I raised my eyes, and saw it coming straight towards me. My first thought was some kind of experimental fighter jet. That would kind of explain why there were secret soldiers on campus, though I still had no idea what they'd actually be doing here. I didn't think into it that much, I just saw an aircraft streaking low, and I ran. I was running straight ahead of it, I would have realised how dumb that was if I'd actually stopped to think, but then I just ran. It was just above the rooftops, maybe forty feet above me and a hundred yards behind. I stumbled, and another fleeing student nearly tripped over my leg. The aircraft came bearing down on me, like it was going to land in the street.

Now, I know Chancellor's is pretty wide, with benches in the middle and space for all these students milling around chatting, a dozen tables outside some of the cafés where people like to study. But there's no way I would have considered it suitable for use as a runway. There must be something very wrong. And as I sat prone on the ground, too scared even to get up, I saw what else was strange about that thing.

If this was an experimental fighter, it was very experimental. The wings weren't solid, flat areas of metal to give lift, like most of the modern craft I'd seen in films or whatever. Each wing was made of half a dozen pieces moving against each other, twisting to let it keep flying while it raced low along a shopping street. And the joints didn't look like anything I'd expect a plane to have. Under the thin skin of metal, I could see like muscles flexing, sinews becoming taut under the surface. I couldn't make out what I was seeing. I wondered if it might be some kind of bird, and it was just large enough that I'd mistaken it for a plane. But as it passed overhead, maybe a dozen feet away, I could make out the clear outline of jet engines beneath each wing, and a dozen missiles suspended along its body. It had legs like a living thing, pulled in tight against its body, but at the end it had landing wheels, huge bulbous tyres, on an axle drilled through its talons.

I didn't know what I was looking at, whether I should think it's some high-tech miracle of surgical engineering, or something out of a nightmare. Probably both. Then I looked back at the other people milling around in panic, and I realised the thing must have been firing its weapons as it passed. I hadn't even heard over the scream of the people, and then the roar of the jets. But some of the ornamental trees in the street were on fire, there were craters in the cobbles, and some of the crying people were shrieking in pain as well as fear.

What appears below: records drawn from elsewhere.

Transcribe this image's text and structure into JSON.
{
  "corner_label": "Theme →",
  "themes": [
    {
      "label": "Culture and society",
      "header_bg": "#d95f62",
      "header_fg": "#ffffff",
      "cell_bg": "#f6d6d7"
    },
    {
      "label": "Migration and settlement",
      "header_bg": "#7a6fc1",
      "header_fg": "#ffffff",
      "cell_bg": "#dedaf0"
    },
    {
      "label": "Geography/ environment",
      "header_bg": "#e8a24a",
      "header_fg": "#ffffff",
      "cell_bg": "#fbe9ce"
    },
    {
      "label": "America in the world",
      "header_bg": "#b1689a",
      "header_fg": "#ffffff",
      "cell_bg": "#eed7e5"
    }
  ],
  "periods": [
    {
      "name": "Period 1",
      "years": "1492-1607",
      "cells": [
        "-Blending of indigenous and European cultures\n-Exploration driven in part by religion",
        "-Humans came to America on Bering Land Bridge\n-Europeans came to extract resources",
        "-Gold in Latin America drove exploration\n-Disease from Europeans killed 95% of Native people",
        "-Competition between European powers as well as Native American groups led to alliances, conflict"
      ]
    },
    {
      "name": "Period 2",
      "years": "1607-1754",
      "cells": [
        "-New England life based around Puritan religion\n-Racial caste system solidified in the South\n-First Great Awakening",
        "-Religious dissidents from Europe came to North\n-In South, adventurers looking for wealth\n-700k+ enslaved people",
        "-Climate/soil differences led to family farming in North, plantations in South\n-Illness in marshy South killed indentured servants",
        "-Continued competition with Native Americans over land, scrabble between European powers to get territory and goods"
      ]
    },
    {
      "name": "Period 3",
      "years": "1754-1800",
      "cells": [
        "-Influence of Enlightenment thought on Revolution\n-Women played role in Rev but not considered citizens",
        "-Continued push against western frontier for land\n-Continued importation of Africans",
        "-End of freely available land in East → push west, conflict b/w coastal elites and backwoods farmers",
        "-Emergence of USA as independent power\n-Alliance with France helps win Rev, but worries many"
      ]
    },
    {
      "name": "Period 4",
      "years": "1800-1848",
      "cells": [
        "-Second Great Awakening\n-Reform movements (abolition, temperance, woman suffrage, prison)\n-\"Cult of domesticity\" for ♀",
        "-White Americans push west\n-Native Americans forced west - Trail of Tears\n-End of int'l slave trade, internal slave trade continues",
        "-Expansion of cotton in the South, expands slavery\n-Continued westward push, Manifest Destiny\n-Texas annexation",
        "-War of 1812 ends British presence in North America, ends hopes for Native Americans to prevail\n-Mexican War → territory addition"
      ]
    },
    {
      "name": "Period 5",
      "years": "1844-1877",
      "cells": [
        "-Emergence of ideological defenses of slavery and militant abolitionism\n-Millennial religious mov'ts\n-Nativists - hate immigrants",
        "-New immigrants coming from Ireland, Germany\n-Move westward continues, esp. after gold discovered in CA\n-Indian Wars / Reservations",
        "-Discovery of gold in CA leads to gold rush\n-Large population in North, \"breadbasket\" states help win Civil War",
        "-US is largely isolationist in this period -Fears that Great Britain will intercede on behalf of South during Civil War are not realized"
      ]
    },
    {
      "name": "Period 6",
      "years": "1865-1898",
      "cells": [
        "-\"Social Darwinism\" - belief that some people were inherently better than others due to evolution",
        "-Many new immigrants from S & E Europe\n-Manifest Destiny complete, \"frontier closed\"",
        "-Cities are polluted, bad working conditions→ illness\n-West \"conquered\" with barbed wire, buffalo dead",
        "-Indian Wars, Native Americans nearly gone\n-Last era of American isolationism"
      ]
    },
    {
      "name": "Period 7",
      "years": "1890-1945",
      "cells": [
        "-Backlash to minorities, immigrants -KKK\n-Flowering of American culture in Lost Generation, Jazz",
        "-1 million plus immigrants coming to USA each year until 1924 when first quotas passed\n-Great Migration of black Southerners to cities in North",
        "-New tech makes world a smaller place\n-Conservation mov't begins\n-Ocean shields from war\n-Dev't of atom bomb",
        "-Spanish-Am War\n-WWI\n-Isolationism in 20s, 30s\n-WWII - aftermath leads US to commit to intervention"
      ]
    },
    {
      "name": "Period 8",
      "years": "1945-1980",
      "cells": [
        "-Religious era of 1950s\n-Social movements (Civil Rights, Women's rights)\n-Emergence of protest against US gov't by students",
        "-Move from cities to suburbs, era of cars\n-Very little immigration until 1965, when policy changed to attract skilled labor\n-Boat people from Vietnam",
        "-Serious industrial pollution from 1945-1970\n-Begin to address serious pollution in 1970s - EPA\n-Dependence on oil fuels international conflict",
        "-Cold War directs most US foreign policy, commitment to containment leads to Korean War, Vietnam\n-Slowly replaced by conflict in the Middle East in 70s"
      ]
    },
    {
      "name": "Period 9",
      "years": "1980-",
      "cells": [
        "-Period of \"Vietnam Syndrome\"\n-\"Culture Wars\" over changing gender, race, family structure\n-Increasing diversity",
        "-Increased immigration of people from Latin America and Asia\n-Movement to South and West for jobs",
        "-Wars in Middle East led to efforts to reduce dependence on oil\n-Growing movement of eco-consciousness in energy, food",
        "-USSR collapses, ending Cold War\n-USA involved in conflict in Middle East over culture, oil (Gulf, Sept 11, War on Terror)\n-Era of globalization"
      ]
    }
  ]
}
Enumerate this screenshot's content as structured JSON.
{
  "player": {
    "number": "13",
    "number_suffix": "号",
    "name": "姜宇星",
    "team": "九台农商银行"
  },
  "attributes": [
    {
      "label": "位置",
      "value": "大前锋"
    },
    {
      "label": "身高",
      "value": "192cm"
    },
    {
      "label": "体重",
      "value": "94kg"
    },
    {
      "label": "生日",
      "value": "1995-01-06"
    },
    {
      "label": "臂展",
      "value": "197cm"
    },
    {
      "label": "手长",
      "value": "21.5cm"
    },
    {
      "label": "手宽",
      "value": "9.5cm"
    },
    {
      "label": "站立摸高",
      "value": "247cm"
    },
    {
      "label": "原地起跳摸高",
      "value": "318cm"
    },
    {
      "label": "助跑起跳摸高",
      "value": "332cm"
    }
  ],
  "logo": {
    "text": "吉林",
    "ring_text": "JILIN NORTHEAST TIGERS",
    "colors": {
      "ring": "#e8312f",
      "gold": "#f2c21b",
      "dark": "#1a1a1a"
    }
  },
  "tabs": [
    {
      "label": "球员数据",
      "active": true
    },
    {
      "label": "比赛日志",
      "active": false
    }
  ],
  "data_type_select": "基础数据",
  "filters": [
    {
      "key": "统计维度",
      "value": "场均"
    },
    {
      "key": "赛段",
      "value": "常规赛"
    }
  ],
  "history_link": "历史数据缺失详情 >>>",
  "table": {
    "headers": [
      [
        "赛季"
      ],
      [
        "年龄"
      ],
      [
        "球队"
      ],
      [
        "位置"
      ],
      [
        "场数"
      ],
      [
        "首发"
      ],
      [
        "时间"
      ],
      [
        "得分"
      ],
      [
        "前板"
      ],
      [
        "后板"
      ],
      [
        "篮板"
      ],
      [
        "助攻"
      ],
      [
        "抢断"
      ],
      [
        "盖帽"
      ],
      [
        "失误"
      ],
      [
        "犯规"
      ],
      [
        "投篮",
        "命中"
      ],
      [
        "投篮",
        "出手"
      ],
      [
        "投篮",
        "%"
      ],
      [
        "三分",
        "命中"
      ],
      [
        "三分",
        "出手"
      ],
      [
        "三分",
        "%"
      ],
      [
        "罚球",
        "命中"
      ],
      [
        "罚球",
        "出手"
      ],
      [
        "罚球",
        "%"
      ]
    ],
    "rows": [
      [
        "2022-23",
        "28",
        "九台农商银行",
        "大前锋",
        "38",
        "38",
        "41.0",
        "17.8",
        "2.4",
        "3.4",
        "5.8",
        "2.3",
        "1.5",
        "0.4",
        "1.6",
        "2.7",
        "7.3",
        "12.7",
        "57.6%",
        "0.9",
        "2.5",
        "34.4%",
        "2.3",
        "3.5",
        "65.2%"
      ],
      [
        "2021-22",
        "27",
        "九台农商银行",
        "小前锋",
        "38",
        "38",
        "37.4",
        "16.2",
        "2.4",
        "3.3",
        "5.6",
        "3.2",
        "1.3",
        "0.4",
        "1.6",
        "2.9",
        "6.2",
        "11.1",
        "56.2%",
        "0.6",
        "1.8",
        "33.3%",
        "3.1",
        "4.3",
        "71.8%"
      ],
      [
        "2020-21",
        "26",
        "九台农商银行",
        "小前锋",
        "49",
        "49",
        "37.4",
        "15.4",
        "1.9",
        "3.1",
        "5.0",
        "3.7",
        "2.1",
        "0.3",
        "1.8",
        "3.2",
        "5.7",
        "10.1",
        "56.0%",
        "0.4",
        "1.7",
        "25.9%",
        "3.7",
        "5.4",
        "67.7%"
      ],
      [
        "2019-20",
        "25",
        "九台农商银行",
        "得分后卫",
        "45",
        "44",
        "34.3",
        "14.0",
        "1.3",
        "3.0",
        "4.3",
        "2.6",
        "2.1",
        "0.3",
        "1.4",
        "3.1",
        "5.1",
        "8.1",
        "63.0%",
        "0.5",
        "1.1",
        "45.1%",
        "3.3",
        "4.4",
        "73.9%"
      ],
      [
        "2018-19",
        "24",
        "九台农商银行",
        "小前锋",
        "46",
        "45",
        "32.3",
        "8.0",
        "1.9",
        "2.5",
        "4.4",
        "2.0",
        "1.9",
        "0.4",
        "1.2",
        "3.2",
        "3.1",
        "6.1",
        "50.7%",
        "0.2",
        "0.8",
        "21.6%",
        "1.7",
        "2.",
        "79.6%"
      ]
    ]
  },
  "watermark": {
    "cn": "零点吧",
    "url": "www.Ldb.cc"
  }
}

The jet, the bird or whatever – and I still don't know how much of that was real, or which parts were hallucinated – was at the far end of the street now, banking around the corner into Chemistry Avenue. I pulled myself together enough to stand, and went to see if I could help any of the injured people. My first aid knowledge was basic, but better than nothing, and I knew my natural charisma would help when surrounded by people panicking. I couldn't call an ambulance, of course, there was no cell signal. They'd probably cut it off before they arrived. So we all just pitched in together, doing what we could to help the people that needed it.